Veteran Tory MP Sir Roger Gale said NHS staff need to be paid more, either through a one-off tax-free payment or a pay rise, and branded the government’s handling of the issue as “inept”, appearing to blame chancellor Rishi Sunak for the position.Gale told BBC Radio 4’s Today programme: “I think more is needed.
“I think the way this has been presented and handled has been inept. I”m not going to try and put a figure on this and it’s expected that the government will start low and the unions will start high and normally there’s an agreement reached somewhere in the middle.
“But we are facing exceptional circumstances and yes, I know that over a period of three years nurses have had a considerable pay increase.
“But I think that is not what the public wants in terms of recognition of a wholly exceptional situation.”
Rachel Harrison, national officer of the GMB union, said Dorries’ defence was “contemptuous”.
“NHS workers are furious at the government’s recommendation of 1% pay increase, published in their evidence to the PRB late yesterday afternoon – six weeks late,” she told the PA news agency.

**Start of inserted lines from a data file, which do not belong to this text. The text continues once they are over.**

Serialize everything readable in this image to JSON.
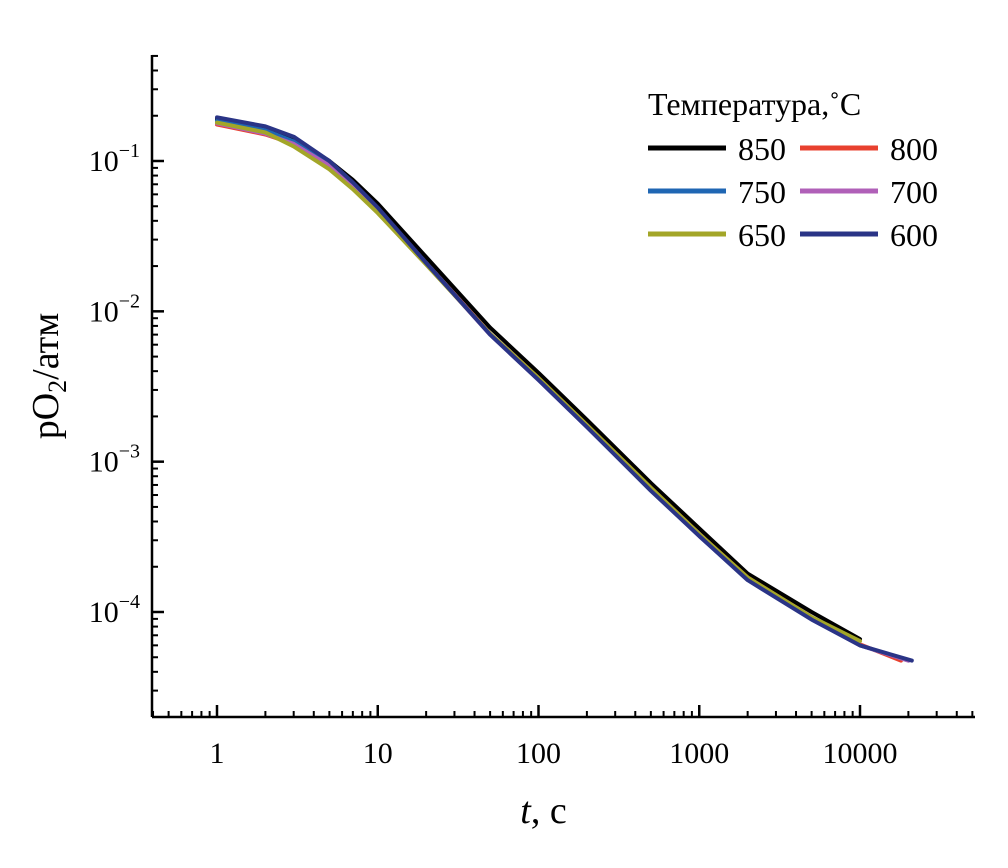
{
  "chart_data": {
    "type": "line",
    "title": "",
    "xlabel_italic": "t",
    "xlabel_rest": ", с",
    "ylabel_main": "pO",
    "ylabel_sub": "2",
    "ylabel_rest": "/атм",
    "x_scale": "log",
    "y_scale": "log",
    "xlim": [
      0.4,
      50000
    ],
    "ylim": [
      2e-05,
      0.7
    ],
    "x_ticks": [
      {
        "value": 1,
        "label": "1"
      },
      {
        "value": 10,
        "label": "10"
      },
      {
        "value": 100,
        "label": "100"
      },
      {
        "value": 1000,
        "label": "1000"
      },
      {
        "value": 10000,
        "label": "10000"
      }
    ],
    "y_ticks": [
      {
        "value": 0.1,
        "base": "10",
        "exp": "−1"
      },
      {
        "value": 0.01,
        "base": "10",
        "exp": "−2"
      },
      {
        "value": 0.001,
        "base": "10",
        "exp": "−3"
      },
      {
        "value": 0.0001,
        "base": "10",
        "exp": "−4"
      }
    ],
    "grid": false,
    "legend": {
      "title": "Температура,˚C",
      "placement": "top-right",
      "columns": 2
    },
    "series": [
      {
        "name": "850",
        "color": "#000000",
        "x": [
          1,
          2,
          3,
          5,
          7,
          10,
          20,
          50,
          100,
          200,
          500,
          1000,
          2000,
          5000,
          10000
        ],
        "y": [
          0.19,
          0.165,
          0.14,
          0.1,
          0.075,
          0.052,
          0.023,
          0.0078,
          0.0039,
          0.0019,
          0.00072,
          0.00036,
          0.00018,
          0.0001,
          6.6e-05
        ]
      },
      {
        "name": "800",
        "color": "#e8412f",
        "x": [
          1,
          2,
          3,
          5,
          7,
          10,
          20,
          50,
          100,
          200,
          500,
          1000,
          2000,
          5000,
          10000,
          18000
        ],
        "y": [
          0.175,
          0.15,
          0.13,
          0.095,
          0.07,
          0.048,
          0.021,
          0.0071,
          0.0036,
          0.00175,
          0.00067,
          0.00033,
          0.00017,
          9.25e-05,
          6.1e-05,
          4.75e-05
        ]
      },
      {
        "name": "750",
        "color": "#1f66b3",
        "x": [
          1,
          2,
          3,
          5,
          7,
          10,
          20,
          50,
          100,
          200,
          500,
          1000,
          2000,
          5000,
          10000,
          20000
        ],
        "y": [
          0.185,
          0.16,
          0.135,
          0.095,
          0.07,
          0.048,
          0.021,
          0.007,
          0.0035,
          0.0017,
          0.00065,
          0.00032,
          0.000165,
          9e-05,
          6e-05,
          4.75e-05
        ]
      },
      {
        "name": "700",
        "color": "#b060b8",
        "x": [
          1,
          2,
          3,
          5,
          7,
          10,
          20,
          50,
          100,
          200,
          500,
          1000,
          2000,
          5000,
          10000,
          20000
        ],
        "y": [
          0.178,
          0.152,
          0.13,
          0.093,
          0.068,
          0.047,
          0.0208,
          0.007,
          0.0035,
          0.0017,
          0.00065,
          0.00032,
          0.000165,
          9e-05,
          6e-05,
          4.75e-05
        ]
      },
      {
        "name": "650",
        "color": "#a3a628",
        "x": [
          1,
          2,
          3,
          5,
          7,
          10,
          20,
          50,
          100,
          200,
          500,
          1000,
          2000,
          5000,
          10000
        ],
        "y": [
          0.18,
          0.155,
          0.125,
          0.088,
          0.065,
          0.045,
          0.0205,
          0.0071,
          0.0036,
          0.00175,
          0.00067,
          0.00033,
          0.00017,
          9.25e-05,
          6.4e-05
        ]
      },
      {
        "name": "600",
        "color": "#2a3486",
        "x": [
          1,
          2,
          3,
          5,
          7,
          10,
          20,
          50,
          100,
          200,
          500,
          1000,
          2000,
          5000,
          10000,
          21000
        ],
        "y": [
          0.195,
          0.17,
          0.145,
          0.1,
          0.072,
          0.049,
          0.021,
          0.007,
          0.0035,
          0.0017,
          0.00064,
          0.00032,
          0.000163,
          8.9e-05,
          6e-05,
          4.75e-05
        ]
      }
    ]
  }
}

“Ministers have followed this with an even more contemptuous defence of the paltry increase – essentially saying: ‘It’s better than nothing.’
“It’s dismissive and insulting to NHS workers who have had an incredibly tough year keeping us all safe.

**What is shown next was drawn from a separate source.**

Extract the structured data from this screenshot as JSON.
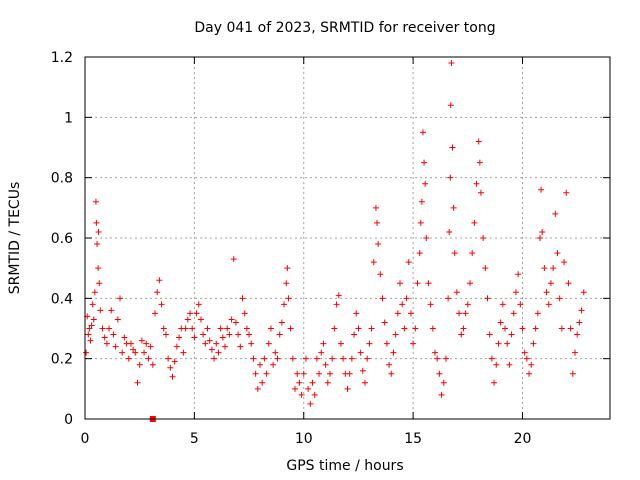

“A 1% rise for our key workers is less than nothing in real terms – predicted inflation this year is forecast to be 1.5% (CPI) or 2.5% (RPI), meaning that a 1% pay rise would in fact amount to real terms pay cut.
The proposal was angrily condemned by RCN general secretary, Dame Donna Kinnair who said it would amount to an increase of just £3.50 a week in take home pay for an experienced nurse.
“This is pitiful and bitterly disappointing. The government is dangerously out of touch with nursing staff, NHS workers and the public,” she said.
“Nobody would think that is fair in the middle of a pandemic and it will do nothing to prevent the exodus from nursing.”
Dr Chaand Nagpaul, who chairs the British Medical Association council, said it came as a “kick in the teeth” after a decade in which doctors had experienced real terms pay cuts of up to 30%.
“This is a total dereliction of the government’s moral duty and obligation to a workforce that is keeping the NHS on its feet and patients alive,” he said.
Unison head of health Sara Gorton said: “A 1% pay rise is the worst kind of insult the government could give health workers who’ve given their absolute everything over the past year.
“The public will be horrified. Staff will think it’s some kind of joke.”
A government spokesman said ministers would “carefully” consider the recommendations of the pay review bodies when they report in late spring.
“Over one million NHS staff continue to benefit from multi-year pay deals agreed with trade unions, which have delivered a pay rise of over 12% for newly-qualified nurses and will increase junior doctors’ pay scales by 8.2%,” the spokesman said.
“Pay rises in the rest of the public sector will be paused this year due to the challenging economic environment, but we will continue to provide pay rises for NHS workers, on top of a £513 million investment in professional development and increased recruitment.”
Labour said evidence to the NHS Pay Review Body from the Health Department was a “callous and an enormous slap in the face” for workers.
A government spokesman said: “Over one million NHS staff continue to benefit from multi-year pay deals agreed with trade unions, which have delivered a pay rise of over 12% for newly-qualified nurses and will increase junior doctors’ pay scales by 8.2%.
“Pay rises in the rest of the public sector will be paused this year due to the challenging economic environment, but we will continue to provide pay rises for NHS workers, on top of a £513m investment in professional development and increased recruitment.
“That’s with record numbers of doctors and 10,600 more nurses working in our NHS, and with nursing university applications up by over a third.
“The independent pay review bodies will report in late spring and we will consider their recommendations carefully when we receive them.”